Я ни разу не видел и не слышал, чтобы матушка смеялась — она лишь улыбалась, когда целовала или бранила меня. Это были разные улыбки, и мне не следовало их путать.
Матушка была набожная женщина, но она чтила не людей, а памятники и догматы.
Мне она внушала уважение главным образом к символам религии.
По-моему, я никогда в церкви не повышал голоса и не проходил мимо креста не поклонившись.
Это благоговение перед предметами культа зачастую вызывало у моих товарищей по играм странные насмешки.
Я оставлял их шутки без ответа.
Что касается священников, матушка неизменно предоставляла мне право думать о них так же, как о других людях, — то есть судить о них по поступкам. Священник был в ее глазах отнюдь не избранником Божьим, но человеком, который принял на себя в жизни более весомые обязательства, нежели другие, и должен был неукоснительно их придерживаться.

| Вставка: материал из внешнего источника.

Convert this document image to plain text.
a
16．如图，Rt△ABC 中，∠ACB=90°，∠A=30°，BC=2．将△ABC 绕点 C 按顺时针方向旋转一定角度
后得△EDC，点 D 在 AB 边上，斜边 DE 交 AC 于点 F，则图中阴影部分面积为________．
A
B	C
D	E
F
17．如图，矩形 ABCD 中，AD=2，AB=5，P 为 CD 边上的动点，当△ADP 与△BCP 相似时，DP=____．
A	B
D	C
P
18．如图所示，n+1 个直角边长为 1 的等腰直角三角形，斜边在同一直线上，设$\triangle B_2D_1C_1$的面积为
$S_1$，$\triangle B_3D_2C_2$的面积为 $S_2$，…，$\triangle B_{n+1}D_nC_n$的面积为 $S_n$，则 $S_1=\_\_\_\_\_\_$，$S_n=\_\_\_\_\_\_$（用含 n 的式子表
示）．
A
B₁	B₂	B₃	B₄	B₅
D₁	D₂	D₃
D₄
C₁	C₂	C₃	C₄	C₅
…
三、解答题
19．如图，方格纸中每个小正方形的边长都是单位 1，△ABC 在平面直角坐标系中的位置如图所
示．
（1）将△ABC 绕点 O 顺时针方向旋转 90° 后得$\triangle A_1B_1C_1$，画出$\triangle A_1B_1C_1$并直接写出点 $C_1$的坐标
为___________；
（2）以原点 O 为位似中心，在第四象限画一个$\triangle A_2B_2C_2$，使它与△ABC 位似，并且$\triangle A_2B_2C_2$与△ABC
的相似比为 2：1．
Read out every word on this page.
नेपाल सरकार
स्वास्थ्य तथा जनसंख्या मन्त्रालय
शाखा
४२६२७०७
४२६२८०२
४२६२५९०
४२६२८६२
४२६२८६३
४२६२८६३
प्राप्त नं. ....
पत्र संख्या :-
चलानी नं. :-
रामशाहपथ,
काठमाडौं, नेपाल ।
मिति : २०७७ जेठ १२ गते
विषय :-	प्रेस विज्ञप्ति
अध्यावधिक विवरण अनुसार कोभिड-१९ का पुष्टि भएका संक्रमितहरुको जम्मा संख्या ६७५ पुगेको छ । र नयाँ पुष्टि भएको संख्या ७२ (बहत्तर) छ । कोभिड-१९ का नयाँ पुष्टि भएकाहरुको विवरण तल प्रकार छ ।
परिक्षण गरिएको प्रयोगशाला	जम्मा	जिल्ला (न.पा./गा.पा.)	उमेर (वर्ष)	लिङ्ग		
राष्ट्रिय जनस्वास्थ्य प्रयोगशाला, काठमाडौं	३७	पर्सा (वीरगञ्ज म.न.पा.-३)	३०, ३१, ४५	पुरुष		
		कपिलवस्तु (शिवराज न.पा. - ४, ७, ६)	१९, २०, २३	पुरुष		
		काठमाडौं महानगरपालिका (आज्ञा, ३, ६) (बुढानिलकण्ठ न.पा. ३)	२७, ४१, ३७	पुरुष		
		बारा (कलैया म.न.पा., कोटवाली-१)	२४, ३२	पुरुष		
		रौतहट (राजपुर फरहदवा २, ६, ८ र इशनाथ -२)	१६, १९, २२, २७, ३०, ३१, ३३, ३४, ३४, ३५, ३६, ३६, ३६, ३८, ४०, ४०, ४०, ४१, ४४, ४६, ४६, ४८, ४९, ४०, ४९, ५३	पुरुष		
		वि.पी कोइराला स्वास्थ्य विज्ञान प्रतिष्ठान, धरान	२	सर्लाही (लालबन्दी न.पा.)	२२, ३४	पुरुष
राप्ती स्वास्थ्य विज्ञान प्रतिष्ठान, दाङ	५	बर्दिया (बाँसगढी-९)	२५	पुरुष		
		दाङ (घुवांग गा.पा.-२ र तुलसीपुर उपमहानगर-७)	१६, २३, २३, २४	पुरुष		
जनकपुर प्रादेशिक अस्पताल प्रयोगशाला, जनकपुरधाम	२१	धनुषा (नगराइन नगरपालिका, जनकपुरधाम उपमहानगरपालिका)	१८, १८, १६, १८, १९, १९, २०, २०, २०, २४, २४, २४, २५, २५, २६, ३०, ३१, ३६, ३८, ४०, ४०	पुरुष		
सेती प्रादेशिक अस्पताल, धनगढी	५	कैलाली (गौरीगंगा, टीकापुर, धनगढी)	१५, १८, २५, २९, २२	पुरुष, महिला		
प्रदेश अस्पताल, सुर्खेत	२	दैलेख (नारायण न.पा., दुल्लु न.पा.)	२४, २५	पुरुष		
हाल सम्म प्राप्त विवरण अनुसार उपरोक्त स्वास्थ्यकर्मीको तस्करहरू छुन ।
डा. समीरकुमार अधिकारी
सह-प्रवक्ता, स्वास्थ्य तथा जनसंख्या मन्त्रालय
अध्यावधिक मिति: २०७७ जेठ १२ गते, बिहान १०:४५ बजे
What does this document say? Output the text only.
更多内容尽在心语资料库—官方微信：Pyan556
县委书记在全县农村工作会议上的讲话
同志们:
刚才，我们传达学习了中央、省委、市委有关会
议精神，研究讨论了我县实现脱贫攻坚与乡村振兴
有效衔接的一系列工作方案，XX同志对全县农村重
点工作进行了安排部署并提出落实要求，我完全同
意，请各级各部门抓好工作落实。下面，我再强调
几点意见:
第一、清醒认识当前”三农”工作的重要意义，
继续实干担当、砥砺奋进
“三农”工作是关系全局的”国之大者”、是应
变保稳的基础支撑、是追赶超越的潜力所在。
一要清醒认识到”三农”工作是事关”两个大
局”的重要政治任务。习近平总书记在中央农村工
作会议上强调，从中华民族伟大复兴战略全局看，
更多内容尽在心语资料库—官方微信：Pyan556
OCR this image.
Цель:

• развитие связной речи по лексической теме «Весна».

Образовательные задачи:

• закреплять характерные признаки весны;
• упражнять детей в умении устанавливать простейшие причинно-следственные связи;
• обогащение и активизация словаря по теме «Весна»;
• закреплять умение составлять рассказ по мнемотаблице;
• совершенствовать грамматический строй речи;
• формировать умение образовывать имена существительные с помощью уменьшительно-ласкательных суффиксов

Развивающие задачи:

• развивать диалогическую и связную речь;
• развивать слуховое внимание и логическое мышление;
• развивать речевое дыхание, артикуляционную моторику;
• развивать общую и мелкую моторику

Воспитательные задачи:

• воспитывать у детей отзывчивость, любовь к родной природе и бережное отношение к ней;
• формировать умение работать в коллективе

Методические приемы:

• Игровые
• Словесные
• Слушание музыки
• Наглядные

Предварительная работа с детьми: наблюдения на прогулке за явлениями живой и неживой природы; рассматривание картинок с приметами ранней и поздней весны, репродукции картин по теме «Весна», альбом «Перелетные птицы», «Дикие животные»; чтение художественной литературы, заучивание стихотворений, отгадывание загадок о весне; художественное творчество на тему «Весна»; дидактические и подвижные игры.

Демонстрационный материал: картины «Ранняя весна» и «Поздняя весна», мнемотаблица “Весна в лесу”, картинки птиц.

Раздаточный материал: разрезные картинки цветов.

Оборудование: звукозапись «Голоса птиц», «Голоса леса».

Матушка относилась к священникам, не исполняющим своих обязанностей, как к торговцам, уклоняющимся от уплаты долгов.
Однако, по ее мнению, нерадивому торговцу грозило только разорение, а плохому священнику — полная несостоятельность.
Друг мой, Вы побывали во Фриере и видели наш замок; эпиграф, предваряющий эту рукопись, служит подтверждением тому, что я узнал Вашу подпись.
Этот замок XVII века возвышается среди деревьев, посаженных в тот же период.
Здесь прошло мое раннее детство, от рождения до двенадцати лет.
Матушка никогда не внушала мне: «Макс, надо учиться!» Она ждала, пока я попрошу ее об этом сам.
— Чем ты хочешь заняться? — спрашивала она.
Почти всегда я сам выбирал предмет, который хотел изучать.
Матушка приучила меня к тому, что часы работы казались мне временем отдыха. Она не заставляла меня учить историю, географию или музыку — она просто сама давала знания.
Никакой зубрежки: матушка лишь рассказывала мне об исторических событиях либо описывала ту или иную страну.